When Should You See A Doctor

What Causes Lower Abdominal Pain In Menopause when to see a doctor

If abdominal or pelvic cramps are accompanied by other troubling symptoms, such as vaginal bleeding, a person should seek medical attention as soon as possible. Other signs of being aware include:

  • Bloated tummy
  • Chronic constipation
  • Inability to urinate
  • Diarrhea that lasts more than seven days
  • Vaginal bleeding
  • Sudden weight loss
  • Unusual vaginal discharge

Anyone experiencing stomach or pelvic cramps with these other symptoms should seek medical attention. A doctor will inquire about a person’s symptoms and medical history and perform a physical examination. They may suggest that you see a specialist for additional testing. These tests are necessary so that the doctor can figure out if there is an underlying condition causing the pain that you are feeling. The other tests that are done include:

  1. Hysteroscopy: A hysteroscopy is used to examine the contents of the womb. It is usually done with a hysteroscope. A doctor will pass a thin tube with a camera, known as a hysteroscope, through the vagina, and into a person’s womb to collect a tissue sample for testing. It will usually take place under a local or general anesthetic.
  2. Transvaginal Ultrasound Scan: This is an internal scan of your reproductive system, usually done with a probe inserted into the vagina. It is typically invasive, and most people do not opt for it if there are other options.
  3. Sonohysterography: The method of sonohysterography is used to examine the inside of the womb. It’s a painless, safe test that creates visuals using sound waves and a computer. A doctor will inject a saline solution into a woman’s womb and check for issues with an ultrasound.
  4. Endometrial Biopsy: An endometrial biopsy involves removing a small piece of tissue from the uterine lining (endometrial lining) and examining it under a microscope for cancer and other cell abnormalities. A doctor will put a small tube into a woman’s womb to take a tissue sample, which will be examined for symptoms of abnormal or malignant cells.
  5. Dilation And Curettage: A doctor will access the woman’s cervix and take a sample of the uterine lining with a thin instrument. Doctors can examine the model to look for symptoms of abnormal growths such as polyps, endometrial hyperplasia, or cancer.


After a proper diagnosis has been made and the doctor has figured out the reason for the pain you are experiencing, they will recommend some of the treatments I am about to mention.

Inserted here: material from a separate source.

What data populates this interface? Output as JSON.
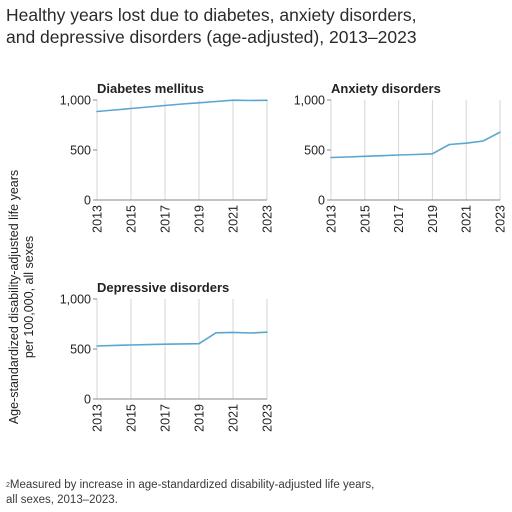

  1. Progestin Therapy: Endometrial hyperplasia is frequently treated with progestin medication, usually prescribed by doctors. It is a significant cause of lower abdominal pains. If, after the tests, the doctors find out that this is the underlying reason for your abdominal pain, they would most likely prescribe this therapy. Oral tablets, injections, vaginal creams, and a doctor-fitted intrauterine device are all options for progestin.
  2. Dilation And Curettage Surgery: Endometrial hyperplasia is another reason for lower abdominal pain. Endometrial hyperplasia is treated with dilation and curettage surgery, removing thicker uterine lining sections.
  3. Hysterectomy: This procedure involves the removal of all or part of a woman’s womb. Hysterectomy is most commonly used to treat endometrial or cervical cancer, as well as big fibroids, while it is used to treat a premalignant form of endometrial hyperplasia.

Postmenopausal cramps may or may not be serious. If you’re having stomach pain or cramping for no apparent reason, you should make an appointment with a doctor to obtain a correct diagnosis and treatment. It is especially critical if the pains have no apparent cause or are accompanied by other significant issues.